Hey, recently, I encountered a bug in reading bit-sized integers. In the below example, there are 3 fields:
prefix
: 4-bit integer,
value
: 32-bit integer,
suffix
: 4-bit integer.
Here is the binary representation of a frame (5 bytes):
prefix value suffix
[1000][0111 01110101 00001001 10010001 0001][0000]
Expected values for fields are as follows:
prefix
: 8,
value
: 2001770769,
suffix
: 0.
When I tried to decode the frame using Kaitai (javascript library [email protected]
), results were not correct (value
field is decoded as 122722577
).
Here is the Kaitai template I’m using for an example:
meta:
id: example
endian: be
seq:
- id: prefix
type: prefix
- id: value
type: value
- id: suffix
type: suffix
types:
prefix:
seq:
- id: value
type: b4
value:
seq:
- id: value
type: b32
suffix:
seq:
- id: value
type: b4
I also tried to use Kaitai Web IDE, and the results are the same (invalid).
After debugging the code of the library, I think the problem is here (KaitaiStream.prototype.readBitsIntBe
method):
- When reading
value
field (the 2nd field in the frame), there are still 4 bits left in this.bits
from the previous byte, and it reads 4 next bytes from the buffer to get required 32 bits in total.
- Within the for loop, it writes each byte into
this.bits
.
- First 3 iterations works ok, where it increases
this.bits
size up to 28 bits (starting from 4 bits, it adds 8 bits of every next byte).
- Then, when 4th byte is read, its increases
this.bits
size up to 36 bits.
It seems, like when this.bits
is increased over 32 bits, it looses most significant bits (in that case 4 first bits from the left).
There is the corresponding code with comments:
KaitaiStream.prototype.readBitsIntBe = function(n) {
// JS only supports bit operations on 32 bits
if (n > 32) {
throw new Error(`readBitsIntBe: the maximum supported bit length is 32 (tried to read ${n} bits)`);
}
var bitsNeeded = n - this.bitsLeft;
if (bitsNeeded > 0) {
// 1 bit => 1 byte
// 8 bits => 1 byte
// 9 bits => 2 bytes
var bytesNeeded = Math.ceil(bitsNeeded / 8);
var buf = this.readBytes(bytesNeeded); // [1 point]

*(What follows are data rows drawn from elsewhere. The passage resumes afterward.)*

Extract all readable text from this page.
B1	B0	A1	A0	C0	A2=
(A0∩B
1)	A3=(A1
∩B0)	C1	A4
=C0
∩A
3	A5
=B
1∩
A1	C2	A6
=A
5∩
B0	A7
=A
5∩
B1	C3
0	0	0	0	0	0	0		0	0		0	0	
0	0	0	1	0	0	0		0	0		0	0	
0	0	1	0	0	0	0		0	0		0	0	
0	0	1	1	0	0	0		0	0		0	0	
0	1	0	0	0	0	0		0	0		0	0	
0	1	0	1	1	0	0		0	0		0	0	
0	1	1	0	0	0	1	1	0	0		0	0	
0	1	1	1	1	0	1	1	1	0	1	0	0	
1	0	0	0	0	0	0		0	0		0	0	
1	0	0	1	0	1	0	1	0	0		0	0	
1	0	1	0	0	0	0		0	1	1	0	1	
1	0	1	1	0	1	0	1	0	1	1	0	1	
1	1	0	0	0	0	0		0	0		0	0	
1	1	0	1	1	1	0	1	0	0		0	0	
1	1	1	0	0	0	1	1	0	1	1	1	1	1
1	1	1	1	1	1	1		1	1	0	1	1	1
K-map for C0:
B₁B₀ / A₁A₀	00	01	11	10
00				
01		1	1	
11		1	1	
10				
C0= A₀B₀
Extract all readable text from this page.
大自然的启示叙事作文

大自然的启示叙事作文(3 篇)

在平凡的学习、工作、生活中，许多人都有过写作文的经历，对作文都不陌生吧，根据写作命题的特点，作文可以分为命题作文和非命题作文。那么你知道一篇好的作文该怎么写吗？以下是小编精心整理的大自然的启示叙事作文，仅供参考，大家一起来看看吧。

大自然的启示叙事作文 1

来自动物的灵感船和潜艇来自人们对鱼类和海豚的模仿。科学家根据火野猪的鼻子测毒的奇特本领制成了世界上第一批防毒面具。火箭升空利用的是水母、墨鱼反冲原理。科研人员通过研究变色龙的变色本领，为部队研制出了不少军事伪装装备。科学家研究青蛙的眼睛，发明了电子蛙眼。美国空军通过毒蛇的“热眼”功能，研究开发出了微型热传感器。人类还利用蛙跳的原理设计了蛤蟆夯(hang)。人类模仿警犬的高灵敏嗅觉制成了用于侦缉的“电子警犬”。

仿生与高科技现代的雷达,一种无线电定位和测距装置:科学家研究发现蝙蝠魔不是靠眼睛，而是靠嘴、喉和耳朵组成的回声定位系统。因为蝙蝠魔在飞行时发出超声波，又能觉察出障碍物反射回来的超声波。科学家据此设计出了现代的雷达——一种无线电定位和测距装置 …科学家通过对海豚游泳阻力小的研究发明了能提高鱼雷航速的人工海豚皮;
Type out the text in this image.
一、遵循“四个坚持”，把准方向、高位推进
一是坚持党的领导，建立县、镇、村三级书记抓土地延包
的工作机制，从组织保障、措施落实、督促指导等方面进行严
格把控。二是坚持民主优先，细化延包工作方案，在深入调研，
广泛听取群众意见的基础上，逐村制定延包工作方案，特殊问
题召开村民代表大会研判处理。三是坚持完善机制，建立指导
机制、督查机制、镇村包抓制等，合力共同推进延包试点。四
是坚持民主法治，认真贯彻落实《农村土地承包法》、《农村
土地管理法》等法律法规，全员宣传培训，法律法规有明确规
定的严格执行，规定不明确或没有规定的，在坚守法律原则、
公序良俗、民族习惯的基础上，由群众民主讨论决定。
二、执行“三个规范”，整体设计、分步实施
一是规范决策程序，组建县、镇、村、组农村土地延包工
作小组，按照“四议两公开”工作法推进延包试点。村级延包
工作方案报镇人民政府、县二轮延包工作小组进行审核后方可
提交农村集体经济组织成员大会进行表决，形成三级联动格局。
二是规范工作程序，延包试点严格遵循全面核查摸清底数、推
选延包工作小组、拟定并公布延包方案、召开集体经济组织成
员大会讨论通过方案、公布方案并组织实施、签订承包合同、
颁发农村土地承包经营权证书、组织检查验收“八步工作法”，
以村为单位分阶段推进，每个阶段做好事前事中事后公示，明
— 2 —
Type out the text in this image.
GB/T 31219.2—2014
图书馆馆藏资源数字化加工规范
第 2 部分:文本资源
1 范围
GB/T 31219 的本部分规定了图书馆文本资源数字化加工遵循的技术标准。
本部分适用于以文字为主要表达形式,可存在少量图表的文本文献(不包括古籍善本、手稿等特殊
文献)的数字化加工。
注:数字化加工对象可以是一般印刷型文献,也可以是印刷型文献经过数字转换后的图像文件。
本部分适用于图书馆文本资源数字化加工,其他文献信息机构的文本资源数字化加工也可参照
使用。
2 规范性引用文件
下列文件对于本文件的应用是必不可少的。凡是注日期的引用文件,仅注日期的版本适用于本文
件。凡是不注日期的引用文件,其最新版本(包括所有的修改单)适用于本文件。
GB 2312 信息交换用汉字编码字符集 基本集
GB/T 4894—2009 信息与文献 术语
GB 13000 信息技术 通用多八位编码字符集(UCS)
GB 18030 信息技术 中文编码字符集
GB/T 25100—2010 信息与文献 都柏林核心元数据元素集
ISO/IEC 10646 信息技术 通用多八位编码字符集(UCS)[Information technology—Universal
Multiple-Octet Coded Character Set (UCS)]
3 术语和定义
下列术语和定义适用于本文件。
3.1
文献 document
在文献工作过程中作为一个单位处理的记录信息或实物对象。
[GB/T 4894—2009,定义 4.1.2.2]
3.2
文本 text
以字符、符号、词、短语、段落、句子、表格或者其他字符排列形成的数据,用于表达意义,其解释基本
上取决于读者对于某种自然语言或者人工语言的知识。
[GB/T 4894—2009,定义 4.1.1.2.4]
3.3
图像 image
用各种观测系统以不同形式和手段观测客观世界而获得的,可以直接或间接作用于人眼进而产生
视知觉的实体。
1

for (var i = 0; i < bytesNeeded; i++) {
this.bits <<= 8; // [2-4 points]
this.bits |= buf[i]; // [2-4 points]
this.bitsLeft += 8;
}
}
... // the rest is not relevant
};
At 4th iteration of the loop, it should put 4 first bits of the last byte, so instead of this.bits <<= 8
, it should do this.bits <<= 4
, as left capacity is 4 bits, so we won’t exceed 32 bits.
Here is this.bits
value, that is held during the for loop iteration, when we decode value
field:
00000000 00000000 00000000 00000111
[initial - before entering the loop - left part from previous field]
00000000 00000000 00000111 01110101
[after 1st iteration]
00000000 00000111 01110101 00001001
[after 2nd iteration]
00000111 01110101 00001001 10010001
[after 3rd iteration]
01110101 00001001 10010001 00010000
[after 4th iteration] (but should be 01110111 01010000 10011001 00010001
).
Im not a javascript expert, but it seems like this.bits
is able to hold only 32 bits max (not 64 bits).